Jeder Mensch ist schon einmal verletzt worden. Je nach grad der Verletzung verheilt die Haut vollständig oder es bleiben Narben zurück. Die moderne Narbenbehandlung kann zwar eine Narbe nicht verhindern, sie kann aber die Narbenbildung in Hinblick auf Aussehen und Funktionalität deutlich positiv beeinflussen.
Entstehung
Unsere Haut besteht aus drei Schichten: Der Oberhaut (Epidermis), der Lederhaut (Dermis) sowie der Unterhaut (Subcutis). Wird durch eine Verletzung nicht nur die Oberhaut durchtrennt, sondern auch die darunter liegende(n) Hautschicht(en), entsteht eine Narbe.
Unser Organismus ist nicht in der Lage, das zerstörte Gewebe in gleicher Weise zu erneuern:
• Es ist weniger elastisch
• Es enthält keine Haarwurzeln, Schweissdrüsen und Pigmentzellen
Bei Ihrer Entstehung ist eine Narbe zunächst rötlich und wird später heller, da sich das Bindegewebe strafft und die Durchblutung abnimmt. Da in dem Narbengewebe keine Farbpigmente gebildet werden, bleibt diese Region weiss. Das Narbengewebe hat ausserdem weniger elastische Fasern als die gesunde Haut und enthält weniger Wasser.
Arten
Narbenwucherungen (Hypertrophe Narben)
Sie entstehen durch übermässige Bildung von Bindegewebe innerhalb der ersten Wochen nach der Verletzung. Die Wucherungen können jucken oder schmerzhaft sein, aber sie bleiben auf das ursprüngliche Verletzungsgebiet beschränkt. Ausserdem erhöht sich das Risiko, dass sich eine solche Narbe bildet wenn die Wunde während der Heilung ständiger Bewegung ausgesetzt ist.
Narbenwülste (Keloide)
Auch diese Narben entstehen durch Überproduktion von Bindegewebe. Sie sind dick, gewölbt, oft stark gerötet, erscheinen dunkler als das umliegende Gewebe und gehen über das ursprüngliche Verletzungsgebiet hinaus.
Narbenvertiefungen (Atrophe Narben)
Bei Narbenvertiefungen wird im Gegensatz zu den beiden obigen Narbentypen zu wenig Bindegewebe gebildet, so dass eine „eingesunkene" Narbe entsteht. Sie liegt tiefer als die umgebende Haut. Typisches Beispiel dieser Narbenform sind Aknenarben.
Bei der Narbenbildung spielen auch andere Faktoren eine Rolle wie zum Beispiel:
• Alter:
Die Haut älterer Menschen heilt langsamer.
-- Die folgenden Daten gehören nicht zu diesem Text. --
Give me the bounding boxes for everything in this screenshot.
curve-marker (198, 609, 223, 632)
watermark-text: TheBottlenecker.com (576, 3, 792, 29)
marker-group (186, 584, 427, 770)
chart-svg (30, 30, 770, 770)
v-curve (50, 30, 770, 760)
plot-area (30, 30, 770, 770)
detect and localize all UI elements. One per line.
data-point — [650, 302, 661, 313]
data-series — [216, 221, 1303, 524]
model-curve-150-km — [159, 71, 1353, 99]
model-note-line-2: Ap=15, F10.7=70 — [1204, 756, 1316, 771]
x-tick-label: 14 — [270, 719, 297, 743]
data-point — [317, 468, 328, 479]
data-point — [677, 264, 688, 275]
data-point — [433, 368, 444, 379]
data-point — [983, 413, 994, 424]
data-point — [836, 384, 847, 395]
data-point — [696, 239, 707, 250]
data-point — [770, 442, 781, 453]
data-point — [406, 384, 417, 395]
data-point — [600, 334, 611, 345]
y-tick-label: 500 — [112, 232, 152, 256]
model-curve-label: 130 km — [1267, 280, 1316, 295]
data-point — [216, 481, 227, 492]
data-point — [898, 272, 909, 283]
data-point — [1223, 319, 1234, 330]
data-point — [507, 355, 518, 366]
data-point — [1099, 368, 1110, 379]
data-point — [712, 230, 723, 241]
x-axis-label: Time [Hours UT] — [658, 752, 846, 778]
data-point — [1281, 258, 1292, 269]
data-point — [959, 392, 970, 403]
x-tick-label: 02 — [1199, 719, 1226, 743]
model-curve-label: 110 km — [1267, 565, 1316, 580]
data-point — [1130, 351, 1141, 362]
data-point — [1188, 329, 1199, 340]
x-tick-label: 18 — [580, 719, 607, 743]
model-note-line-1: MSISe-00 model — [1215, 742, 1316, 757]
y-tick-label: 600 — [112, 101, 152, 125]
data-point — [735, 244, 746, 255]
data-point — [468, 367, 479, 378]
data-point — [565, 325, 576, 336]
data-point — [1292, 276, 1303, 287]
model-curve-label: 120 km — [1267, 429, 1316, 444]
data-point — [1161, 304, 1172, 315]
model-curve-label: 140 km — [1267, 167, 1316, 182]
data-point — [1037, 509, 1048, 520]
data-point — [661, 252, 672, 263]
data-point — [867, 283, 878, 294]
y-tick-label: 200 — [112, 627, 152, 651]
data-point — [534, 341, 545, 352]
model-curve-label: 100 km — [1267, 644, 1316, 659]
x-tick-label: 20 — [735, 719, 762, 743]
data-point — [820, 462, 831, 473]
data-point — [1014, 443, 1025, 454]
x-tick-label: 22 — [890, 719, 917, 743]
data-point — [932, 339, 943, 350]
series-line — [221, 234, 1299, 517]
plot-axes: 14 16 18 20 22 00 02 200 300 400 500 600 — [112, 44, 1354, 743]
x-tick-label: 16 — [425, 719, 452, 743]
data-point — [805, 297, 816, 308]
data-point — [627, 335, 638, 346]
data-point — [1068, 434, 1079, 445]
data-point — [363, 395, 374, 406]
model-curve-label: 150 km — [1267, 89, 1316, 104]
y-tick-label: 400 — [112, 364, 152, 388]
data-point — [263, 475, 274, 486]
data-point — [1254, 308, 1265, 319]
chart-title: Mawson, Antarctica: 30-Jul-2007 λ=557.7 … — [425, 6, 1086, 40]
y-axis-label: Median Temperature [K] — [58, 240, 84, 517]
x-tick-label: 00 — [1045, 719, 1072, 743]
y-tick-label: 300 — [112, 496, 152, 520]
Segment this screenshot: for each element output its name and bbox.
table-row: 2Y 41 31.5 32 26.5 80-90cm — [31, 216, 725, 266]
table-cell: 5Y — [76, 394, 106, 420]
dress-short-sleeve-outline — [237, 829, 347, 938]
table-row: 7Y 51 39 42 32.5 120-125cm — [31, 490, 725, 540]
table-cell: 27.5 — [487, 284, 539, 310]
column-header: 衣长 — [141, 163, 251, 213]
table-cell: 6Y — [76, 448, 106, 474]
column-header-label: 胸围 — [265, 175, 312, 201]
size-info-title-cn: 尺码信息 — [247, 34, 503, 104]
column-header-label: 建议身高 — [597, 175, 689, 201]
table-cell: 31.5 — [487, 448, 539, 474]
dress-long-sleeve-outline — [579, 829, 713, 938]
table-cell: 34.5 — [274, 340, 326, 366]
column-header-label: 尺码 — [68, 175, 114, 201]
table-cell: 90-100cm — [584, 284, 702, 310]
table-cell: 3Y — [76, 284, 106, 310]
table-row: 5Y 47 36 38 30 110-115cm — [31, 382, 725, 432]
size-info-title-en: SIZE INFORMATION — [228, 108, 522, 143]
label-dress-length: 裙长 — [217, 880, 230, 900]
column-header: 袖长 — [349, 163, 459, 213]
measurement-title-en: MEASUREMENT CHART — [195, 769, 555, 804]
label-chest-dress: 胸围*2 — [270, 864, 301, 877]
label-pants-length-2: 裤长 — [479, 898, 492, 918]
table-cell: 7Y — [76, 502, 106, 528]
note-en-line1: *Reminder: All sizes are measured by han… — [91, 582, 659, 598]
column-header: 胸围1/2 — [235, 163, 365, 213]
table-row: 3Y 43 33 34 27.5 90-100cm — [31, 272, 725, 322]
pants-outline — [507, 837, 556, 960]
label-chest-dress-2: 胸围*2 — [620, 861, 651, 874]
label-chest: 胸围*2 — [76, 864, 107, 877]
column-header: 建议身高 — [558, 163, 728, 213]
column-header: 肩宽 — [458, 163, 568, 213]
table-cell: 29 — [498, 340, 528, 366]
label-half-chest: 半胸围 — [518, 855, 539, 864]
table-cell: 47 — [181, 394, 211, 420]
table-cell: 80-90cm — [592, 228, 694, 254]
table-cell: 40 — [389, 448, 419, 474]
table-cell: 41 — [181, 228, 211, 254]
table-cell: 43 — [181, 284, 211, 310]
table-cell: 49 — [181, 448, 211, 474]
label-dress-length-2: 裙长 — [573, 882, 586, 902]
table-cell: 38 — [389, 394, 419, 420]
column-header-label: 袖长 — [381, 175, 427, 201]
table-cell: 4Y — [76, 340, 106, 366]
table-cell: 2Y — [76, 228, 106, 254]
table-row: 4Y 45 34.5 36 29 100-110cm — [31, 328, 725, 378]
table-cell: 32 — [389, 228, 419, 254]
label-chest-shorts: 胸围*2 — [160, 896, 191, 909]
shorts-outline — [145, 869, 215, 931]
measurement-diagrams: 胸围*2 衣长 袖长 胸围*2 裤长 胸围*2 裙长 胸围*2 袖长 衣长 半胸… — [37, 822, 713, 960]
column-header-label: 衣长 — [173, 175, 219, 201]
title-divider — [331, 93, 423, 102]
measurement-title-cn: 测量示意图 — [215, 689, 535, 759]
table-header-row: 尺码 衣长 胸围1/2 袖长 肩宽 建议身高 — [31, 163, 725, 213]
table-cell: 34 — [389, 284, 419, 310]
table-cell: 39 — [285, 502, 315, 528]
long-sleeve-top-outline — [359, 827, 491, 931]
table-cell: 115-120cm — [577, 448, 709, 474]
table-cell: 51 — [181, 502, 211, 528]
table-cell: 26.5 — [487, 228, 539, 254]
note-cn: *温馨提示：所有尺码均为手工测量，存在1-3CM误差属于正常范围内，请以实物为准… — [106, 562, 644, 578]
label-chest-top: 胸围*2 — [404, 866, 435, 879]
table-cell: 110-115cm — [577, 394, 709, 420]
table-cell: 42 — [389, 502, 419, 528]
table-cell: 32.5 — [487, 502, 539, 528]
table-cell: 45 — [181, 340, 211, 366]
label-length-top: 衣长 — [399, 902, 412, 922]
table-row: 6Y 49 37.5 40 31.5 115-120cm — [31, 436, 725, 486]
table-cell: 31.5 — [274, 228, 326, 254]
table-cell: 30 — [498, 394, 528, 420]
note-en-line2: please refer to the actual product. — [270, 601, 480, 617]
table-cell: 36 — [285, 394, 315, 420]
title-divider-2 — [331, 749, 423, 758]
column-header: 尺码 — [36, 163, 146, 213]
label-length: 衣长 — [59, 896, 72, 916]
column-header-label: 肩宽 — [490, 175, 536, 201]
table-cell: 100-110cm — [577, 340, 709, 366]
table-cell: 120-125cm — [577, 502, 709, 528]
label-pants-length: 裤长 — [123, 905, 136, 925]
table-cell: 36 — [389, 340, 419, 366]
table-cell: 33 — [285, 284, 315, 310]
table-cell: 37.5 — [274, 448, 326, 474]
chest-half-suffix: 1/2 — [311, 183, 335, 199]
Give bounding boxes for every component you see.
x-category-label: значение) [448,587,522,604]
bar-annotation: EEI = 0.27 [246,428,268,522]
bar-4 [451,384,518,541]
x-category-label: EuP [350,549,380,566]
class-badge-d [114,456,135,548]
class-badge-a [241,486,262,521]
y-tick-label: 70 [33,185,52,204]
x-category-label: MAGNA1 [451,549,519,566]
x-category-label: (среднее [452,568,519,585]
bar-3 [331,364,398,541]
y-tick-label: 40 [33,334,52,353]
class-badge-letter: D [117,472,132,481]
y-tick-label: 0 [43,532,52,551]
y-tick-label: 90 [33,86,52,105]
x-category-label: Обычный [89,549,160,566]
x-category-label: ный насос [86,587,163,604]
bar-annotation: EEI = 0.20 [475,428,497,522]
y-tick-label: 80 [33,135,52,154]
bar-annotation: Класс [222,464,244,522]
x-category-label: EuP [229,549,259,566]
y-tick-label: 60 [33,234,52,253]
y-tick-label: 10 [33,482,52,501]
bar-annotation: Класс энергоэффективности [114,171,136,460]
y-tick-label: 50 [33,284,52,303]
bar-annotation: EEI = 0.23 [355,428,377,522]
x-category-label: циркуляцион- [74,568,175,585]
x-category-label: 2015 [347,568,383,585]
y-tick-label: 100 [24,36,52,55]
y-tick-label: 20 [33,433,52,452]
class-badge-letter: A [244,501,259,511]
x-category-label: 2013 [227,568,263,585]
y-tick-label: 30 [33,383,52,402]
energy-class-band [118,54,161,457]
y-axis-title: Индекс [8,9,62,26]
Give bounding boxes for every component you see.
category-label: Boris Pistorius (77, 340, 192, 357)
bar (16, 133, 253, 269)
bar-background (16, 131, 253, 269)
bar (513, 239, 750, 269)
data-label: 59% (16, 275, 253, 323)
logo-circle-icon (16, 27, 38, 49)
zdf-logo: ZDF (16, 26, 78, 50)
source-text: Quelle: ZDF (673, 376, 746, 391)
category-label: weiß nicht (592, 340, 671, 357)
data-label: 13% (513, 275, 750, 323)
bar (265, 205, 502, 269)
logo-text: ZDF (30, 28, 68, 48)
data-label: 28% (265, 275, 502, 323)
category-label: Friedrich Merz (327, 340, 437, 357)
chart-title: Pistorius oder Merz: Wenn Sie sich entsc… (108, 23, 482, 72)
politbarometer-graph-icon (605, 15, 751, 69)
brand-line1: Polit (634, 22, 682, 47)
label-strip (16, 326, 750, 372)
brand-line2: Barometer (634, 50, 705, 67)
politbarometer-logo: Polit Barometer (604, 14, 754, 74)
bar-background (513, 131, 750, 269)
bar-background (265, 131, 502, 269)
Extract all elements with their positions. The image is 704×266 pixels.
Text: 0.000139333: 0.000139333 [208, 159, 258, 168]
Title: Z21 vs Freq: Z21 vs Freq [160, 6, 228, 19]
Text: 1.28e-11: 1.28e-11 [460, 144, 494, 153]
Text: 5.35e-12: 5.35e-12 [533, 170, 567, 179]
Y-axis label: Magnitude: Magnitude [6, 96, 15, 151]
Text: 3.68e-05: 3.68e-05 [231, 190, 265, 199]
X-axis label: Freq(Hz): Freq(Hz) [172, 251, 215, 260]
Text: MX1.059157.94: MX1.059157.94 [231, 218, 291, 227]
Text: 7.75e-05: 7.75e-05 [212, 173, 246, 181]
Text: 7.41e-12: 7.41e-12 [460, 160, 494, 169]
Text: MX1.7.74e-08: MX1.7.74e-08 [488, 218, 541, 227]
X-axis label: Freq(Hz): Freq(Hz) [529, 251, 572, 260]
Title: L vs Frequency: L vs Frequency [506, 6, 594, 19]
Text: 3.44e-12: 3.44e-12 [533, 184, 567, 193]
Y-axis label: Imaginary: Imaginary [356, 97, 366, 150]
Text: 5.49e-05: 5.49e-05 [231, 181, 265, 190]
Bei Kindern oder jüngeren Personen neigt die Haut zu einer Überreaktion und produziert zu viel Bindegewebe. Dadurch entstehen grössere, dickere Narben.
• Erblich
Die Veranlagung zu auffälliger Narbenbildung kann auch erblich bedingt sein. Menschen afrikanischer oder asiatischer Abstammung neigen stärker zu Narbenwucherungen als Europäer.
• Körperstelle
Narben an häufig beanspruchten Körperstellen (Bsp. Hände, Rücken und Gelenke), sind grösserer Spannung ausgesetzt und dadurch in der Regel stärker ausgeprägt bzw. besser sichtbarer als solche an weniger beanspruchten Körperstellen.
Die Entstehung von Narben kann man nicht vollständig verhindern - ausser, man verletzt sich eben nicht. Was natürlich unmöglich ist. Kurz gesagt: Narben gehören zum Leben einfach dazu.